C'est avec un certain plaisir, après avoir pratiqué l'harmonie scolaire et évité les quintes parallèles comme un gamin ayant peur de se faire taper sur les doigts, ou au contraire enchaîné les accords parallèles avec le petit frisson de celui qui brave l'interdit, qu'on apprend que la règle des quintes parallèles n'a rien d'absolu; qu'elle n'a pas toujours existé; que son importance a évolué dans le temps; qu'elle a été ignorée par des compositeurs aujourd'hui placés parmi les plus grands; que si elle est tout à fait recommandable pour écrire un choral ou une fugue dans le style de Jean-Sébastien Bach, le même Jean-Sébastien Bach usait de cette « règle » comme des autres avec la plus grande liberté, en gardant l'oreille pour seul guide.
Parce qu'elle aide à prendre du recul, parce qu'elle explique sans jamais asséner de vérités toutes faites, parce qu'elle est pédagogique mais pas scolaire, cette Harmonie selon Schoenberg forme non un remplacement mais un salutaire complément à l'enseignement scolaire de l'harmonie. Quiconque a souffert sous la férule d'un professeur d'harmonie despotique, autoritaire et étroit d'esprit – et ils le sont tous, ou bien ils le deviennent – accueillera les explications du professeur Schoenberg avec une reconnaissance émue. Et se sentira plus libre d'apprécier aussi bien la musique tonale que celle qui cherche d'autres chemins.

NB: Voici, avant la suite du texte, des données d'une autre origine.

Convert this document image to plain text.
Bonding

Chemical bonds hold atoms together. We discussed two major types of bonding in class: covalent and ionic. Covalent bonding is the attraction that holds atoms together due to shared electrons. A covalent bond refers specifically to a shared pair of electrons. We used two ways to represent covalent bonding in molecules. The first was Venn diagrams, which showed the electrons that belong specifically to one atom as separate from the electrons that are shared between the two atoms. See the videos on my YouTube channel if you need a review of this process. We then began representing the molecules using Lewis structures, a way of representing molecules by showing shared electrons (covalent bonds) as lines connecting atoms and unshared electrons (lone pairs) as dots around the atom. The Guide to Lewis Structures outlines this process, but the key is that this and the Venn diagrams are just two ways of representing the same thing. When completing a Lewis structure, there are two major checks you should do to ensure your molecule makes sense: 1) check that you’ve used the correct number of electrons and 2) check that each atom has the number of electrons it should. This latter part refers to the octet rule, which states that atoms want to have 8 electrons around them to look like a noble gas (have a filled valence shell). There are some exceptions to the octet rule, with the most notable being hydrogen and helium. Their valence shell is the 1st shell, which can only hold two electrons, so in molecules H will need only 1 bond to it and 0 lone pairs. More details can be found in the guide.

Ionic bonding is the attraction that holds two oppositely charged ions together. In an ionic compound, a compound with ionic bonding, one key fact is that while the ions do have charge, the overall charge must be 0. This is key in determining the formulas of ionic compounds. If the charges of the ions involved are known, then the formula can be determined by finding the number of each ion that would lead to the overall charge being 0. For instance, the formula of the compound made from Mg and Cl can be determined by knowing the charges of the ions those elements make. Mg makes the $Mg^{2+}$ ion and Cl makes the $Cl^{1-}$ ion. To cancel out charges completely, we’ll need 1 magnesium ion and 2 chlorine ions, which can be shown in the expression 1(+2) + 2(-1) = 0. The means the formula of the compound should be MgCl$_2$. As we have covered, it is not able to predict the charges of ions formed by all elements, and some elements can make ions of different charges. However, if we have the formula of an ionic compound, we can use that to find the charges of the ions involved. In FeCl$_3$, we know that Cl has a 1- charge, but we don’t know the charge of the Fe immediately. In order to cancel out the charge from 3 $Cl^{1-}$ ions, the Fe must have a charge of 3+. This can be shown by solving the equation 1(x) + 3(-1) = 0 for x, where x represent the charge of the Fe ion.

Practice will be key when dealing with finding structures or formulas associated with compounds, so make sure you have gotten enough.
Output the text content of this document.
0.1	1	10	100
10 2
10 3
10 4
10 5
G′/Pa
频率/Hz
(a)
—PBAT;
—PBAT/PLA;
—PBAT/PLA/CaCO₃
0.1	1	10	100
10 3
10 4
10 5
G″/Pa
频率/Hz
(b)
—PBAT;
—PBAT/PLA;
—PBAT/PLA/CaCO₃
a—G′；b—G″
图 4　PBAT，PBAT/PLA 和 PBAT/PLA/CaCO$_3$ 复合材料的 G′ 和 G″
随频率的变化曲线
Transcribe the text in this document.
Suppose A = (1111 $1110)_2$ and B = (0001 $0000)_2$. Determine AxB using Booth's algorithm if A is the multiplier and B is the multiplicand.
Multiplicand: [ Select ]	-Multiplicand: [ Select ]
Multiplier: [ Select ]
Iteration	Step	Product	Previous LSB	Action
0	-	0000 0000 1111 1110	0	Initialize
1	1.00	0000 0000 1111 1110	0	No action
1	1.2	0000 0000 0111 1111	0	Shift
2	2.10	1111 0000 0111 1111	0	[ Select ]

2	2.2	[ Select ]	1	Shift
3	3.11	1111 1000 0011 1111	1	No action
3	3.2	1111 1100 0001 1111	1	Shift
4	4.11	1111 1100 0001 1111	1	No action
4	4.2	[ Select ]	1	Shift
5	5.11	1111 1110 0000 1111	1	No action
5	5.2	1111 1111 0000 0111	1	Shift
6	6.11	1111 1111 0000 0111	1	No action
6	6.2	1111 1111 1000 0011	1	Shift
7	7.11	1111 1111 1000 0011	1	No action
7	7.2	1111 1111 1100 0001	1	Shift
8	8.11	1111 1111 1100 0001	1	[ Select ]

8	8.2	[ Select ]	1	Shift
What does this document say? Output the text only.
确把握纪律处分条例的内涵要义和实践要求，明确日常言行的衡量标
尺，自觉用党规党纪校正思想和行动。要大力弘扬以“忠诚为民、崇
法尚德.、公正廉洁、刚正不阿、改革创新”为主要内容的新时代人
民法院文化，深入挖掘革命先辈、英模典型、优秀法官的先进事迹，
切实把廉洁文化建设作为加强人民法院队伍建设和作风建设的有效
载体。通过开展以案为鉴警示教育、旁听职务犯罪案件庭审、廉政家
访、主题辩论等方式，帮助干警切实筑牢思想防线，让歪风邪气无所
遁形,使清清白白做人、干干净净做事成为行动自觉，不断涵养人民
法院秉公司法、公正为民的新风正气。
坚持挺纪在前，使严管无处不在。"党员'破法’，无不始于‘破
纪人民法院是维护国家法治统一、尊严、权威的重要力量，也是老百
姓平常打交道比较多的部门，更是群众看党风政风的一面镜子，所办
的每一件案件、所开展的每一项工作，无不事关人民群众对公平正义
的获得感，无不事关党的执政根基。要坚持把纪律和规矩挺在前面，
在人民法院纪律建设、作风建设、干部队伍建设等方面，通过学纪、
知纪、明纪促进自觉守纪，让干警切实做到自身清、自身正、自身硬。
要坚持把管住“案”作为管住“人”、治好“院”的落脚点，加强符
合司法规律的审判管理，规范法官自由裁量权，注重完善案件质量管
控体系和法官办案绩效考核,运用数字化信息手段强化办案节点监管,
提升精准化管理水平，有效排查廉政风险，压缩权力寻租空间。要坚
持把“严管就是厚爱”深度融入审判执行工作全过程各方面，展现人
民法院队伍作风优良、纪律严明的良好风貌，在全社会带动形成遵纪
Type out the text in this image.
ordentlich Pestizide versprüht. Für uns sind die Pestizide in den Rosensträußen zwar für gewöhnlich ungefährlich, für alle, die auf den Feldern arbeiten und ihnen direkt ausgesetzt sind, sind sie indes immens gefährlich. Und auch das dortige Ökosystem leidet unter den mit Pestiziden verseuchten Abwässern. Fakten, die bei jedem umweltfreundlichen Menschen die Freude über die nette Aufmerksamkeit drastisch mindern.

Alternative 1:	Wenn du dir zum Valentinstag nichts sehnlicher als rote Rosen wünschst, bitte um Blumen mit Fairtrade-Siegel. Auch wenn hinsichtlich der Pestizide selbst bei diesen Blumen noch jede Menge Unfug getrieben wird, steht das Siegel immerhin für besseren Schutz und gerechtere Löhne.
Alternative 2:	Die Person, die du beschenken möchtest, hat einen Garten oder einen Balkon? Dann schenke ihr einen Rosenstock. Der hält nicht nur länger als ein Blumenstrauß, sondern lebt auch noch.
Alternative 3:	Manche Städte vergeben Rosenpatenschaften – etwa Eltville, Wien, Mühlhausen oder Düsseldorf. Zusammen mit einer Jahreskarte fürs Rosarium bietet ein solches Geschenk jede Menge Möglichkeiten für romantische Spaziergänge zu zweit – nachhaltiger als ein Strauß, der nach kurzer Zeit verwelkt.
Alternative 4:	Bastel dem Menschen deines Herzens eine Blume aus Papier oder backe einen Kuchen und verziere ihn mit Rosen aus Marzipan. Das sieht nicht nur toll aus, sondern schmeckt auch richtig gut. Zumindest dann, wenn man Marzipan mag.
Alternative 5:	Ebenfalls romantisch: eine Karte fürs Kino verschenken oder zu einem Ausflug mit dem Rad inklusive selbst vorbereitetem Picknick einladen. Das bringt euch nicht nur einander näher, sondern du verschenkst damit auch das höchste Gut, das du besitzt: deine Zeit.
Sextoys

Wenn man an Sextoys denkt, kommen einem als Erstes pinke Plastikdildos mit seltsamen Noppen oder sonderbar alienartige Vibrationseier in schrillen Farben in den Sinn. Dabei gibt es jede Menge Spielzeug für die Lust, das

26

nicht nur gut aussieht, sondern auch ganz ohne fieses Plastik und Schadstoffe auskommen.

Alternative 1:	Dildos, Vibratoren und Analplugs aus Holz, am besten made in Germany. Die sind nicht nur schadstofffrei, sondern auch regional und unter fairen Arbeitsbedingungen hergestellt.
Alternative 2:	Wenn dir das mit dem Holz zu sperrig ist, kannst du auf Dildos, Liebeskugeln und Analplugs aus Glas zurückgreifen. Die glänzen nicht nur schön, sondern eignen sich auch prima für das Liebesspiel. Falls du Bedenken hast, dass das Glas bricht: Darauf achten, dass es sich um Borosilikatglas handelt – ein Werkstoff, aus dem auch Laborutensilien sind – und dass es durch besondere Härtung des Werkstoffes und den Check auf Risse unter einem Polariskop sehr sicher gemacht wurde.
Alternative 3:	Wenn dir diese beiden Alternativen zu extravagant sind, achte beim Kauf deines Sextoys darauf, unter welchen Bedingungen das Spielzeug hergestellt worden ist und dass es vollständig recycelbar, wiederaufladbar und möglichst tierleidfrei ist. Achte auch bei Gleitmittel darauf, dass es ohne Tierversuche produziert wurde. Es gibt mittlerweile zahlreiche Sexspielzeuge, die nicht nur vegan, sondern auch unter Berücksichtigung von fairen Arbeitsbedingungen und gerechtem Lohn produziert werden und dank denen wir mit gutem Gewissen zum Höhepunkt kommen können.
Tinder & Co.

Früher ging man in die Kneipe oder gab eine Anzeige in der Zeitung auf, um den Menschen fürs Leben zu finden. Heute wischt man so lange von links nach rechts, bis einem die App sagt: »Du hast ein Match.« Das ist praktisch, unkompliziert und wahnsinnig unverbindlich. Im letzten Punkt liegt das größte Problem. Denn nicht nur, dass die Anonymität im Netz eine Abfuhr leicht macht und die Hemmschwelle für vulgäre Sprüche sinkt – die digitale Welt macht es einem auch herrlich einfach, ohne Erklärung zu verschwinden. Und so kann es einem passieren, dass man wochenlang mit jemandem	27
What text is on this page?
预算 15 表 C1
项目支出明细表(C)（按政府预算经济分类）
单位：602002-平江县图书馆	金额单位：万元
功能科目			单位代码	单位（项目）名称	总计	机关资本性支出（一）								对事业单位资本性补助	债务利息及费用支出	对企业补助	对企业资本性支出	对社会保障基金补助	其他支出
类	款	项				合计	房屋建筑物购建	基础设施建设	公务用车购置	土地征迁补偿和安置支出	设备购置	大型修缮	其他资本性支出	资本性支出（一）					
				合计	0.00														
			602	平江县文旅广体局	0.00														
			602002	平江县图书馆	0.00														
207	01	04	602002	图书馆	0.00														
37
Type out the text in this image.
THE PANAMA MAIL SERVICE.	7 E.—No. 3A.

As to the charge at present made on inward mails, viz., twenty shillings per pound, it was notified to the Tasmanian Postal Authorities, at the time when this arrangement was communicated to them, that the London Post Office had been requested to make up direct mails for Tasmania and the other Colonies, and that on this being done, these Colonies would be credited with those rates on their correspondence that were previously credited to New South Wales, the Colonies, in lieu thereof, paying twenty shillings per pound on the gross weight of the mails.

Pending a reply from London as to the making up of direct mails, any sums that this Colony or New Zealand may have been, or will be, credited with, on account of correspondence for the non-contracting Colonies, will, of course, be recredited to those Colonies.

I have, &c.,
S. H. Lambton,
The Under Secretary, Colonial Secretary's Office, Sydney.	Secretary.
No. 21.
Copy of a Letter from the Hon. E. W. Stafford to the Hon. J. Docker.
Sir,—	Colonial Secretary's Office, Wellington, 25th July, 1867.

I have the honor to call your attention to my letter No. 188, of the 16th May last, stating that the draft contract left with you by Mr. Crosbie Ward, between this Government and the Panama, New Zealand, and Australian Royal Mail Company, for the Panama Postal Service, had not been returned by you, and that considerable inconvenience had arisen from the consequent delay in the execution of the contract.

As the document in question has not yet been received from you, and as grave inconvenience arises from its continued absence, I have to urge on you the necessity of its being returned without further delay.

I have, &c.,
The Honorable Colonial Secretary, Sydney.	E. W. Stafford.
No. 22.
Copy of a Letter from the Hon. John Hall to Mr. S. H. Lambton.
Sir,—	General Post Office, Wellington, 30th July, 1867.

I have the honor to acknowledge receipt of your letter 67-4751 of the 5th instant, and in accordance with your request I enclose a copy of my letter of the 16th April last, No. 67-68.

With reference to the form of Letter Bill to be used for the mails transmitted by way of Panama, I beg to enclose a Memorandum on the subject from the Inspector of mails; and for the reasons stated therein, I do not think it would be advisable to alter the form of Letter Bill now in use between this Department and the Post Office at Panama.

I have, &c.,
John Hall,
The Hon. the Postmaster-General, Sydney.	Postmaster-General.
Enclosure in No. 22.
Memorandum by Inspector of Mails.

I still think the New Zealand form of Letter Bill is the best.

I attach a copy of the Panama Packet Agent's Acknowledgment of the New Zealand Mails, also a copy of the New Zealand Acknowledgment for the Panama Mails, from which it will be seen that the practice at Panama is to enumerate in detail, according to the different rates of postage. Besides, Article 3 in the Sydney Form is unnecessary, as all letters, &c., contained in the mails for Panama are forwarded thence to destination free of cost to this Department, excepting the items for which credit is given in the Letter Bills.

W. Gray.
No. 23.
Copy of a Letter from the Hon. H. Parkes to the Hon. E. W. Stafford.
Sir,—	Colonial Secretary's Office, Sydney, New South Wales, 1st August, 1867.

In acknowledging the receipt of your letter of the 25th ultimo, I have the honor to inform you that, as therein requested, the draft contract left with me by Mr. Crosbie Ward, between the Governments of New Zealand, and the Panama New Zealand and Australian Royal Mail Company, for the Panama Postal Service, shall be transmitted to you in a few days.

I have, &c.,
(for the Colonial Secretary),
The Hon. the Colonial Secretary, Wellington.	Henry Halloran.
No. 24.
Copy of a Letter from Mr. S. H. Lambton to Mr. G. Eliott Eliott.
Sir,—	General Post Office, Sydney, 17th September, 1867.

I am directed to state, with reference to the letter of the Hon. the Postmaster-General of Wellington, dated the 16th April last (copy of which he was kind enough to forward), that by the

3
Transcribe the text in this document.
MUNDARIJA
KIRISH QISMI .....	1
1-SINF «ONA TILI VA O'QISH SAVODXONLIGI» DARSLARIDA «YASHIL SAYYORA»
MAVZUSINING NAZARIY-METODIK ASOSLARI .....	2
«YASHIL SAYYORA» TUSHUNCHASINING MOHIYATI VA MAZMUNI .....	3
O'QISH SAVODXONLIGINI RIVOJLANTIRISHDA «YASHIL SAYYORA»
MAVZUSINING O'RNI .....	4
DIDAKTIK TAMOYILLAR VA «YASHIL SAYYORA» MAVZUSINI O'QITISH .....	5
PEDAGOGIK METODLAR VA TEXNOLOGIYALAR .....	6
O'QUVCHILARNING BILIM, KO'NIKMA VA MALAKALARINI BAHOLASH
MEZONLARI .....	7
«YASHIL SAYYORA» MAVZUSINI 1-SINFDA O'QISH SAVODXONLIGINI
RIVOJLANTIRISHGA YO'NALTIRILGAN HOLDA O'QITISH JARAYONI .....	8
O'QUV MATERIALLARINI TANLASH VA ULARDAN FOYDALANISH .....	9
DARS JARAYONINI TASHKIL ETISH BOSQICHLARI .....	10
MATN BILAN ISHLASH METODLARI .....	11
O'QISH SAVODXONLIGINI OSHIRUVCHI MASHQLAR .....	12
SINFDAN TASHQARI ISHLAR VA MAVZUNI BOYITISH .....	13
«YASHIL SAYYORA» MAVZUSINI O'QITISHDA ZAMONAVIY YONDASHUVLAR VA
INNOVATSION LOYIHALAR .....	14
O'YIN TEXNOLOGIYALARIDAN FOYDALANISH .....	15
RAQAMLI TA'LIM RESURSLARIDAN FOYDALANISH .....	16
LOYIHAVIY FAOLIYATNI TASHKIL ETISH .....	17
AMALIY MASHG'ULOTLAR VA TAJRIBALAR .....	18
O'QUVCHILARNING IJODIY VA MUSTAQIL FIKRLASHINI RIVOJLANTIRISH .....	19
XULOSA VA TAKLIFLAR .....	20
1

(certains lecteurs auront remarqué que le titre de cet article est un clin d'oeil à l'Harmonie selon Lamartine)
Commentaires
"l'harmonie telle qu'on l'a pratiquée de 1600 à 1900 environ en Europe comporte certes des éléments tirés de la consonance acoustique, mais d'autres qui sont purement conventionnels et relèvent de choix collectifs validés par la tradition mais que d'autres choix tout aussi valides et compatibles avec les lois de l'acoustique auraient été possibles"
C'est intéressant comme approche et difficile pour les néophytes comme moi. Mais cela nuance le débat sur l'aspect "culturel" ou "universel" (lois acoustiques) de la musique occidentale.
Peut-on dire que le dernier Schoenberg en organisant le sérialisme, confronté à l'avancée de "l'anarchie atonale", a lui-même en partie occulté cette lecture ?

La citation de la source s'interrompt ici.